Görüldüğü üzere ortada bir esinlenme vs. sözkonusu değil, kurgu birebir alıntı. Doğan çocuğun adının Turan olması ve üvey annenin "Tat" yani "yabancı" olması, çocukların ise "öz Türk" olmaları Gökalp'in özgün dokunuşları elbette. Göl motifi de muhtemelen Gökalp'in eklemesi. Şahsen, benzeşen birçok mitolojik öyküyü difüzyon kuramından çok "benzer şartlarda benzer evrimleşir" prensibiyle açıklarım ama burada şüpheye mahal bırakmayacak bir intihal vakası ile karşı karşıyayız. 

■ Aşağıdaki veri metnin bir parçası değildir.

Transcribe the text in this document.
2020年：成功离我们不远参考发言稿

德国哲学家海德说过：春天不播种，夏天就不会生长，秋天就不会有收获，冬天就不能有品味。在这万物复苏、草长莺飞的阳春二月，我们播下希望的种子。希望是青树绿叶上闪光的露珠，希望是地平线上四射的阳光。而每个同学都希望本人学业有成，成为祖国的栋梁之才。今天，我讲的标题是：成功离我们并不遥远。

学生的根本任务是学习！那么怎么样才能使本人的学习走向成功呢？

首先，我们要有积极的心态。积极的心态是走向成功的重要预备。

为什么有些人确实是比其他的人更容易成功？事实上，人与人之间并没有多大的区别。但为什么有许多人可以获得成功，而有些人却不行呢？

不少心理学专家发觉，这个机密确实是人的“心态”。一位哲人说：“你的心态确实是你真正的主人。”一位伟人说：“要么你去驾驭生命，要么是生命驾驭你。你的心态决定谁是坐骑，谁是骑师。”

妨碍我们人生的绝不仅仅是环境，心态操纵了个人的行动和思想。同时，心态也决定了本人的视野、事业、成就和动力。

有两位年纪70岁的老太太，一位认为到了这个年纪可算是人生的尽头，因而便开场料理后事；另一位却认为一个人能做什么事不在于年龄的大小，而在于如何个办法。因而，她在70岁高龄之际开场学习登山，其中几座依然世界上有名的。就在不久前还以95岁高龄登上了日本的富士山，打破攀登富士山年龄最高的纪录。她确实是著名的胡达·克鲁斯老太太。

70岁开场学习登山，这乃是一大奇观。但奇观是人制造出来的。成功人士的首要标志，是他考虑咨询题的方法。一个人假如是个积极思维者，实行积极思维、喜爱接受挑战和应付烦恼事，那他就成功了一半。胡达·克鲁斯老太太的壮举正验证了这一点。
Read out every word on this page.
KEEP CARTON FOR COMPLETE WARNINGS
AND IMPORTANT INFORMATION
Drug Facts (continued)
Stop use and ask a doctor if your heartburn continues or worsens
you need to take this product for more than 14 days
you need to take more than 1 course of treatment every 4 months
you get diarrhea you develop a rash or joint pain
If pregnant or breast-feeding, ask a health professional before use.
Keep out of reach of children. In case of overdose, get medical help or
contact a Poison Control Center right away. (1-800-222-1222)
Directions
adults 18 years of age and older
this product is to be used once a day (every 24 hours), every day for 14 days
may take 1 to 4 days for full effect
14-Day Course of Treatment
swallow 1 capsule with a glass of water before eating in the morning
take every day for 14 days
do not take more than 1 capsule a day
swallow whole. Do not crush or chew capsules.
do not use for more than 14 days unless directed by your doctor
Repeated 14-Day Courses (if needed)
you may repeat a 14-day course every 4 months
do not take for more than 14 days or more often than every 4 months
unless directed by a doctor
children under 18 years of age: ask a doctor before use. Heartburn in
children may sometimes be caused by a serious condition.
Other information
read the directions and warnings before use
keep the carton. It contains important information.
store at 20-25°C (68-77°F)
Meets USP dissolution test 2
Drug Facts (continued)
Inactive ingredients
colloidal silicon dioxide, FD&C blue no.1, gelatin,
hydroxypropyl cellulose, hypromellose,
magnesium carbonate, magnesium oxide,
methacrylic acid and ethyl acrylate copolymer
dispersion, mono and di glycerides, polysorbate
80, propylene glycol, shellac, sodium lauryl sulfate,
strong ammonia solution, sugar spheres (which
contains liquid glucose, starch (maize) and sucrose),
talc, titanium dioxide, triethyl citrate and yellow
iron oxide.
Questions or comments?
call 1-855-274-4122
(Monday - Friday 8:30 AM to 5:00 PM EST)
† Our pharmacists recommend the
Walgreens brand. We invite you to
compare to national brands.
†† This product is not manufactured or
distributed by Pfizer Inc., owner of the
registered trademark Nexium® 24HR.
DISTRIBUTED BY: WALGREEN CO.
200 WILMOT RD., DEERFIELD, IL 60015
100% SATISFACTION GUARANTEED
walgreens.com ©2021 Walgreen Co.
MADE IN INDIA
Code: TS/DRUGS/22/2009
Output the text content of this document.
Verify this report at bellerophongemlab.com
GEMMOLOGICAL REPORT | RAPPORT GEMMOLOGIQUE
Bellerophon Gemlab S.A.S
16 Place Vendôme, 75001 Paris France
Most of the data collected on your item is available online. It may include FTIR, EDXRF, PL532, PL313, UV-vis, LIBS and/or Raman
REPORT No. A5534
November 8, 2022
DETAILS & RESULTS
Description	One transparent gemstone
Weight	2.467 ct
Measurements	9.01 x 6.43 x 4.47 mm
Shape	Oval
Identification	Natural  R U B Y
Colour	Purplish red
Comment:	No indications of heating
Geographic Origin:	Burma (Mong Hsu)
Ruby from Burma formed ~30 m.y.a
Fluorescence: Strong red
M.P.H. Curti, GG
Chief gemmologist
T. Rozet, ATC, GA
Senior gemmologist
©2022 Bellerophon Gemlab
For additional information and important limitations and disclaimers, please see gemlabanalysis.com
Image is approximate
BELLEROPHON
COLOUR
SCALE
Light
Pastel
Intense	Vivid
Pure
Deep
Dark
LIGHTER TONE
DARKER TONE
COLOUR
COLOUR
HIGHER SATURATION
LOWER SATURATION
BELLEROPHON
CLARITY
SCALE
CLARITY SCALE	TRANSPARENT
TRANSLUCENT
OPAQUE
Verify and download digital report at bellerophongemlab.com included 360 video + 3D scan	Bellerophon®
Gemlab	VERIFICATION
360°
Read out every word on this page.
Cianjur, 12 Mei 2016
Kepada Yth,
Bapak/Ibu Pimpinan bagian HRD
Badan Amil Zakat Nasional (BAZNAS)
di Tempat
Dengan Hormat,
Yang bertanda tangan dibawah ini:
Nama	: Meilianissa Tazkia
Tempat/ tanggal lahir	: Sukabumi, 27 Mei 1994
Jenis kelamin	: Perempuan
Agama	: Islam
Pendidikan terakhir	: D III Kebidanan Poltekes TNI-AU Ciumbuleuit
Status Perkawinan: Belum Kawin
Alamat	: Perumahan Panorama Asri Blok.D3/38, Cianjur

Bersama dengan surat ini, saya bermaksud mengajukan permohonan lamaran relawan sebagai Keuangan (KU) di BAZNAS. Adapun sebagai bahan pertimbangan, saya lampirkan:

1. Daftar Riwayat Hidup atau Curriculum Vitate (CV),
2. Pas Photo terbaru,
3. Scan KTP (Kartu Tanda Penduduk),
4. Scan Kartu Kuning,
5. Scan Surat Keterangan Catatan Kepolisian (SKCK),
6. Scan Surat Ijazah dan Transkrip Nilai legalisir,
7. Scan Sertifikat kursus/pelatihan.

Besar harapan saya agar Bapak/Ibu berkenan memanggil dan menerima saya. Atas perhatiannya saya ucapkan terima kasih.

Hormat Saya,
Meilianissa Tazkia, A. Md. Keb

Kitapta böyle bir intihal olsa da, Altın Işık'ın genelinde Gökalp, eski Türk anlatılarından, Dede Korkut'tan, Maveraünnehir menkıbelerinden esinlenerek oluşturduğu masallarla, hala pedagojik olarak kullanışlı olduğunu söyleyebileceğimiz bir eser ortaya koymuş. Keşke üzerinde böyle bir gölge olmasa idi, siz yine de çocuğunuza alınız, okutunuz.


M. Bahadırhan Dinçaslan

This email address is being protected from spambots. You need JavaScript enabled to view it.

 
mbdincaslan.com | © 2024 Tüm Hakları Saklıdır

  • Mevcut yorum yok.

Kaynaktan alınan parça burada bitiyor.